Sunday, 16 July 2023

Palácio da Mitra

Transposta a embocadura da Rua Capitão Leitão, surge-nos o Palácio que foi dos Patriarcas de Lisboa, a famosa «Mitra» do século XVIII, mas que a mais longe recua.
O Palácio da Mitra — recorda o ilustre Norberto de Araújo — , dito de Marvila, situado na Rua do Açúcar, entre o Beato e Poço do Bispo, monumento municipal, é um dos mais lindos exemplares arrabaldinos de arquitectura solarenga seiscentista, a despeito da sua reedificação, que abrangeu todo o exterior, ser vincadamente ao século XVIII.


O primitivo Palácio da Mitra lisbonense, casa de campo dos prelados, remontava, pelo menos, ao começo do século XVII, e dele não existem vestígios; desfrutava de larga quinta e chãos que sobreviveram à transformação do palácio, restaurado e ampliado pelo penúltimo arcebispo de Lisboa, D. Luís de Sousa (1676-1702). Foi, porém, o 1.º patriarca de Lisboa (1716). D. Tomás de Almeida. da Casa Lavradio e Avintes. quem, dispondo de muitos bens e de protecção como um grande da corte, que era, reedificou totalmente o palácio, com grandeza e bom gosto. construindo mesmo. sobre o rio. um cais para seu serviço privativo.

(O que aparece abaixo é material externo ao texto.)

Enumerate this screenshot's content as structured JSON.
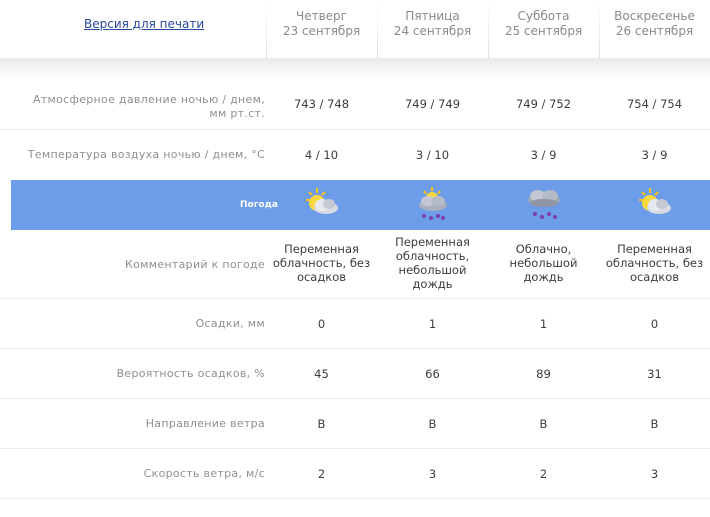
{
  "header": {
    "print_link": "Версия для печати",
    "days": [
      {
        "name": "Четверг",
        "date": "23 сентября"
      },
      {
        "name": "Пятница",
        "date": "24 сентября"
      },
      {
        "name": "Суббота",
        "date": "25 сентября"
      },
      {
        "name": "Воскресенье",
        "date": "26 сентября"
      }
    ]
  },
  "rows": {
    "pressure": {
      "label_line1": "Атмосферное давление ночью / днем,",
      "label_line2": "мм рт.ст.",
      "values": [
        "743 / 748",
        "749 / 749",
        "749 / 752",
        "754 / 754"
      ]
    },
    "temperature": {
      "label": "Температура воздуха ночью / днем, °C",
      "values": [
        "4 / 10",
        "3 / 10",
        "3 / 9",
        "3 / 9"
      ]
    },
    "weather": {
      "label": "Погода",
      "icons": [
        "sun-cloud-icon",
        "sun-cloud-rain-icon",
        "cloud-rain-icon",
        "sun-cloud-icon"
      ]
    },
    "comment": {
      "label": "Комментарий к погоде",
      "values": [
        [
          "Переменная",
          "облачность, без",
          "осадков"
        ],
        [
          "Переменная",
          "облачность,",
          "небольшой",
          "дождь"
        ],
        [
          "Облачно,",
          "небольшой",
          "дождь"
        ],
        [
          "Переменная",
          "облачность, без",
          "осадков"
        ]
      ]
    },
    "precip": {
      "label": "Осадки, мм",
      "values": [
        "0",
        "1",
        "1",
        "0"
      ]
    },
    "probability": {
      "label": "Вероятность осадков, %",
      "values": [
        "45",
        "66",
        "89",
        "31"
      ]
    },
    "wind_dir": {
      "label": "Направление ветра",
      "values": [
        "В",
        "В",
        "В",
        "В"
      ]
    },
    "wind_speed": {
      "label": "Скорость ветра, м/с",
      "values": [
        "2",
        "3",
        "2",
        "3"
      ]
    }
  },
  "colors": {
    "weather_band": "#6d9ce8",
    "link": "#27479a"
  }
}
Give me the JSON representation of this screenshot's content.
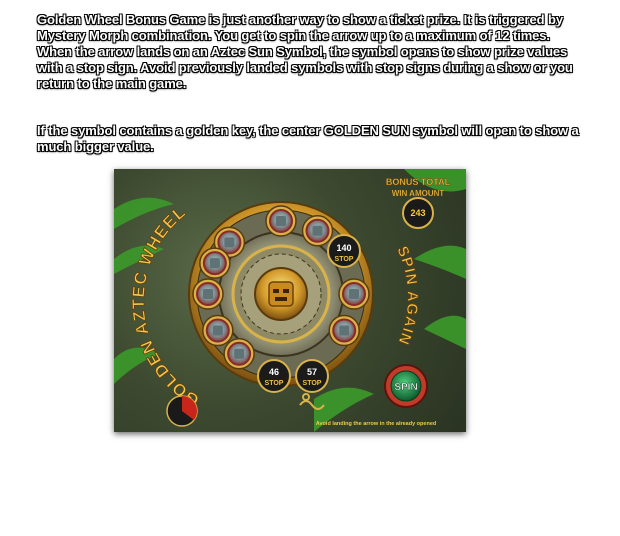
{
  "instructions": {
    "paragraph_1": "Golden Wheel Bonus Game is just another way to show a ticket prize. It is triggered by Mystery Morph combination. You get to spin the arrow up to a maximum of 12 times. When the arrow lands on an Aztec Sun Symbol, the symbol opens to show prize values with a stop sign. Avoid previously landed symbols with stop signs during a show or you return to the main game.",
    "paragraph_2": "If the symbol contains a golden key, the center GOLDEN SUN symbol will open to show a much bigger value."
  },
  "game": {
    "title_left": "GOLDEN AZTEC WHEEL",
    "title_right": "SPIN AGAIN",
    "bonus_total_label": "BONUS TOTAL",
    "win_amount_label": "WIN AMOUNT",
    "bonus_total_value": "243",
    "spin_button_label": "SPIN",
    "footer_text": "Avoid landing the arrow in the already opened",
    "opened_symbols": [
      {
        "value": "140",
        "stop": "STOP"
      },
      {
        "value": "46",
        "stop": "STOP"
      },
      {
        "value": "57",
        "stop": "STOP"
      }
    ],
    "colors": {
      "gold": "#d9b24a",
      "stone": "#8c8f78",
      "spin_green": "#1f8a4a",
      "spin_ring": "#c23a2a",
      "leaf": "#3c9a2a"
    }
  }
}
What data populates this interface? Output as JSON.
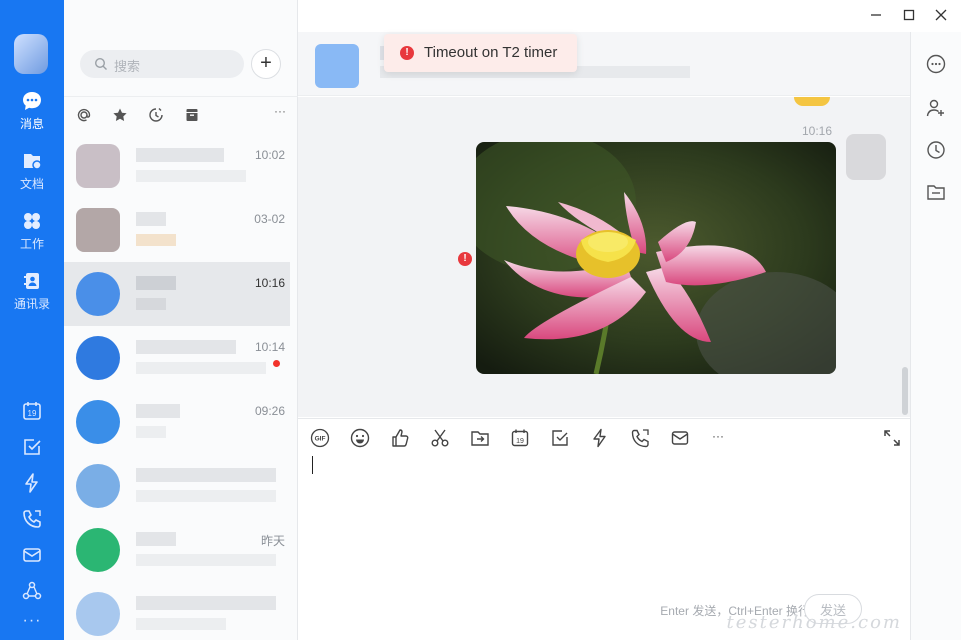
{
  "nav": {
    "items": [
      {
        "label": "消息",
        "icon": "chat-bubble-icon"
      },
      {
        "label": "文档",
        "icon": "document-icon"
      },
      {
        "label": "工作",
        "icon": "apps-grid-icon"
      },
      {
        "label": "通讯录",
        "icon": "contacts-icon"
      }
    ],
    "bottom_icons": [
      "calendar-icon",
      "task-check-icon",
      "lightning-icon",
      "phone-icon",
      "mail-icon",
      "org-network-icon",
      "more-dots-icon"
    ],
    "calendar_day": "19",
    "more": "···"
  },
  "search": {
    "placeholder": "搜索"
  },
  "add_button": "+",
  "filters": {
    "more": "···"
  },
  "conversations": [
    {
      "time": "10:02",
      "unread": false
    },
    {
      "time": "03-02",
      "unread": false
    },
    {
      "time": "10:16",
      "unread": false,
      "selected": true
    },
    {
      "time": "10:14",
      "unread": true
    },
    {
      "time": "09:26",
      "unread": false
    },
    {
      "time": "",
      "unread": false
    },
    {
      "time": "昨天",
      "unread": false
    },
    {
      "time": "",
      "unread": false
    }
  ],
  "messages": {
    "time": "10:16"
  },
  "toolbar": {
    "gif": "GIF",
    "calendar_day": "19",
    "more": "···"
  },
  "editor": {
    "hint": "Enter 发送，Ctrl+Enter 换行",
    "send_label": "发送",
    "watermark": "testerhome.com"
  },
  "toast": {
    "message": "Timeout on T2 timer"
  },
  "colors": {
    "nav_bg": "#1877f2",
    "toast_bg": "#fdecea",
    "error": "#e8383d"
  }
}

O palácio, incorporado temporariamente nos bens nacionais depois de 1884, ainda serviu de residência patriarcal a D. Frei Patrício da Silva e a D. Frei Francisco de S. Luís, Cardeal Saraiva, que nele morreu em 7 de Maio de 1845.

Palácio da Mitra |c. 1941|
Rua do Açúcar, 56-64
O Palácio da Mitra é uma construção rectangular em planta, com dois andares, medindo 27 metros na fachada principal, que enfrenta o Tejo sobre a Rua do Açúcar, e na fachada posterior, e cerca de 21 metros na fachada lateral Poente.
Mário Novais, in Lisboa de Antigamente

Em 1864 o Palácio da Mitra foi à praça para com o seu produto se adquirir uma outra residência patriarcal, que veio a ser o Palácio dos Condes de Barbacena no Campo de Santa Clara (era prelado D . Manuel Bento Rodrigues). comprando-o então, por dez contos, o espanhol D. José Saldanha. Marquês de Salamanca, um dos fumadores da Companhia Real dos Caminhos de Ferro, o qual, por sua vez, em 1874, vendeu, por cinquenta e quatro contos, a propriedade palaciana e rústica a Horácio Justus Perry. encarregado de negócios dos Estados Unidos em Madrid (onde se encontrava D. José Saldanha), marido {1862) da poetisa espanhola D. Carolina Coronado, que na casa do campo que fora dos prelados de Lisboa viveu durante anos, mesmo depois de viúva (1891). e onde morreu. Em 1902 a «Mitra» passou de D . Carolina Coronado ao Dr. António Centeno, que já possuía os direitos hipotecários sobre a propriedade do bloco rústico e urbano; alguns poucos anos depois este imóvel foi adquirido por uma sociedade constituída por Francisco de Moura e Sá e Manuel Fuertes Peres; em 1909 a propriedade era apenas de Fuertes Peres que em 1918 se ligou com Ernesto Henriques Seixas, fumando a Fabrica Seixas, de metalúrgica e fundição, encerrada em 1925, e cujos restos de barracões e armazéns ainda se viam há pouco tempo.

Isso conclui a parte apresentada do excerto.